"Omicidio premeditato, ha agito per vendetta, mosso da una inimicizia: 30 anni"

Benevento. Il delitto di Grottaminarda, la richiesta di condanna del pm Felaco per Angelo Girolamo

omicidio premeditato ha agito per vendetta mosso da una inimicizia 30 anni
Benevento.  

Quando il pm Flavia Felaco ha preso la parola, lui, camicia e giacca, seduto tra i suoi legali e con alle spalle la polizia penitenziaria, si è girato verso di lei e, senza battere ciglio, l'ha ascoltata attentamente, fino a quando ha pronunciato quel numero: 30. Sono gli anni chiesti per Angelo Girolamo (avvocati Giuseppe Romano e Carmine Monaco), il 46enne autista di Grottaminarda reo confesso dell'omicidio, aggravato dalla premeditazione, di Ivan Kandsedal, 46 anni, origini ucraine, ucciso a colpi di pistola nel centro irpino il 14 ottobre 2023.

Non l'ergastolo, dunque, ma una pena proposta sul presupposto dell'equivalenza di alcune circostanze attenuanti (“Contegno collaborativo, ammissione dell'addebito e rinuncia ai suoi beni in favore dei familiari della vittima”) con l'aggravante contestata: la premeditazione.

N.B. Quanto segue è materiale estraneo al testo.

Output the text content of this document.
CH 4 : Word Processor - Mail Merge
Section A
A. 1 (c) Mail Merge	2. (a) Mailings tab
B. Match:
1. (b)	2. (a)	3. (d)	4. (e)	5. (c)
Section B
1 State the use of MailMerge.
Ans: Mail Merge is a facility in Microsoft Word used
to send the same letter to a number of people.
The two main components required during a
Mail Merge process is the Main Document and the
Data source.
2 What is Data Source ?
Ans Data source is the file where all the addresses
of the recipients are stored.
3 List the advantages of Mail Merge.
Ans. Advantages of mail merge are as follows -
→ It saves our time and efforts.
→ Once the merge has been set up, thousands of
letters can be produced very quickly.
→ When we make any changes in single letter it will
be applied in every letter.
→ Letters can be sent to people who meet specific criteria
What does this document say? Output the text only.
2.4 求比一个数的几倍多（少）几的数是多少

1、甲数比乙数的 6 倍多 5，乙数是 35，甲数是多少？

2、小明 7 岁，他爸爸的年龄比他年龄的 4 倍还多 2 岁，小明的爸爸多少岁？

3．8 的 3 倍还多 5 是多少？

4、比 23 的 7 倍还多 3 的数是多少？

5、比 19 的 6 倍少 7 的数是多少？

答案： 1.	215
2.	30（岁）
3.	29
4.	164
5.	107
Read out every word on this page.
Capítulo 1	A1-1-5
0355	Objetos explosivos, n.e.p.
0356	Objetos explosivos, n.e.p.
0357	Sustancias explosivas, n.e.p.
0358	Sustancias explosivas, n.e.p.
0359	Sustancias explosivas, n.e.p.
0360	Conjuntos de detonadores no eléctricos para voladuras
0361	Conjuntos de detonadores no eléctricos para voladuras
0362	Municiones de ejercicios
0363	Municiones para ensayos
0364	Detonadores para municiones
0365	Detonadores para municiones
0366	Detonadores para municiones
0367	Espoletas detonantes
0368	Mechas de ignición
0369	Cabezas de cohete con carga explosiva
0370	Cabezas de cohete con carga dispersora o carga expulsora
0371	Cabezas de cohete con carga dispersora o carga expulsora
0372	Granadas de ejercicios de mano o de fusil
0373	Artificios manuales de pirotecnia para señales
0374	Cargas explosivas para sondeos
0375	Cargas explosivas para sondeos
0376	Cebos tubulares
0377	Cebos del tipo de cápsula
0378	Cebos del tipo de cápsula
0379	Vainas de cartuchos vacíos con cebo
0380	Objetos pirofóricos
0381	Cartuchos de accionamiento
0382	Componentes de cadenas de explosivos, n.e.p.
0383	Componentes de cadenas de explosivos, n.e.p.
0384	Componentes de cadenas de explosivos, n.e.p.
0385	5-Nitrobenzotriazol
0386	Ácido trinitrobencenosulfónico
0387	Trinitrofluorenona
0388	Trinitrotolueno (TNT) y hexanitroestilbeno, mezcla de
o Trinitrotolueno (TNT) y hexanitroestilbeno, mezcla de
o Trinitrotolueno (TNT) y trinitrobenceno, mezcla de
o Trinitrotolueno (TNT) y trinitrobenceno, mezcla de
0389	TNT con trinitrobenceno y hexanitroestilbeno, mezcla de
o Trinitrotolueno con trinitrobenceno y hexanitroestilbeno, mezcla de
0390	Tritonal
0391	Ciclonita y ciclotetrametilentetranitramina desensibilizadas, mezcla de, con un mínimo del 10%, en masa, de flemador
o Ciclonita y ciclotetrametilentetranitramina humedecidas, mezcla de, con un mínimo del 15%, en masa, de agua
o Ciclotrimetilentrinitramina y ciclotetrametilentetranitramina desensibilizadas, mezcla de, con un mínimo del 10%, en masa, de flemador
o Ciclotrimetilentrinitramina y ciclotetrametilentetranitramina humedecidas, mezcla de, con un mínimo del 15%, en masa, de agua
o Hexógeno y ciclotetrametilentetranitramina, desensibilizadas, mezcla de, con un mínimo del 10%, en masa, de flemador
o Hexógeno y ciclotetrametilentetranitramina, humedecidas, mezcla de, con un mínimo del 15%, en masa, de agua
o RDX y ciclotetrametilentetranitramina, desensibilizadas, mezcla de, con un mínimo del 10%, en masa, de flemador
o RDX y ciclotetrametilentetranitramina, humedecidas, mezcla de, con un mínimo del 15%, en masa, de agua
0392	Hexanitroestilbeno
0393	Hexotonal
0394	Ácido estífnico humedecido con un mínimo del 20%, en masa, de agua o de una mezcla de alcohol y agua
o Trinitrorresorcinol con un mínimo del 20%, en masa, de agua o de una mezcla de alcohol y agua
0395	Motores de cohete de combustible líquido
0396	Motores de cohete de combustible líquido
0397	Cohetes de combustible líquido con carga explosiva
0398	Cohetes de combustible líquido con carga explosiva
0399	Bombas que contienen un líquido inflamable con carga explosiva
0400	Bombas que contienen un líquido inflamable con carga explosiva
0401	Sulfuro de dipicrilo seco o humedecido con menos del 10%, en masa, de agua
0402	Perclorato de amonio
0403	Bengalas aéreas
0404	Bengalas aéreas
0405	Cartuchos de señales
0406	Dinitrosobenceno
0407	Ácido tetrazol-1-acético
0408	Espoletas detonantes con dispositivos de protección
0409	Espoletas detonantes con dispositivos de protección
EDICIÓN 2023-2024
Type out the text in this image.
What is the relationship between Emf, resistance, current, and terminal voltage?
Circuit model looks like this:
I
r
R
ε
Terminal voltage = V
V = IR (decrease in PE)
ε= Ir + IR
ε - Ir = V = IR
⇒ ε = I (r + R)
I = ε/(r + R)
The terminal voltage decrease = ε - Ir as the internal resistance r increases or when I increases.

Che, secondo la dottoressa Felaco, è ravvisabile sia rispetto all'elemento cronologico (“L'imputato è stato mosso da una profonda inimicizia che durava da circa 20 anni, quando era stato preso a pugni, a febbraio 2023 aveva già la pistola che avrebbe usato otto mesi più tardi e che si portava dietro sempre”), sia ideologico-psicologico. “E' lo stesso Girolamo ad ammettere la premeditazione quando, dopo aver fatto fuoco, dice al sindaco di Grottaminarda “di essere stato lui”, che il 46enne “se lo meritava, e ora vado in galera e mi faccio 30 anni”.

Quello di Girolamo, che una perizia psichiatrica affidata al dottore Alfonso Tramontano ha definito capace di intendere e volere – secondo una consulenza di parte curata dal dottore Enrico MariaTroisi, l'imputato sarebbe stato preda di una occasione incapacità di intendere e di volere al momento del fatto-., è “un atto meditato, per il quale non prova rimorso, anzi è convinto di aver fatto un favore alla comunità eliminando, perchè pericoloso, Ivan”. Quanto al timore, espresso a più riprese da Girolamo, nei confronti della vittima, il Pm ha fatto notare che dopo l'episodio di 20 anni fa, Ivan “non gli aveva riservato alcuna attenzione e che non c'era stata da quel momento una denuncia”. La conclusione: “Ha agito per vendetta, non sopportava l'umiliazione subita e l'atteggiamento di superiorità di Ivan”. Il 15 ottobre le arringhe dei difensori, poi la sentenza della Corte di assise (presidente Pezza, a latere Murgo).

Tutto era accaduto lungo Corso Vittorio Veneto, nel centro di Grottaminarda, dove Girolamo aveva esploso quattro colpi contro il 46enne con una pistola a tamburo calibro 7.65. Soccorso, il malcapitato era deceduto mentre un'ambulanza lo stava trasportando in ospedale. I suoi familiari sono assistiti dall'avvocato Lorenzo Assanti.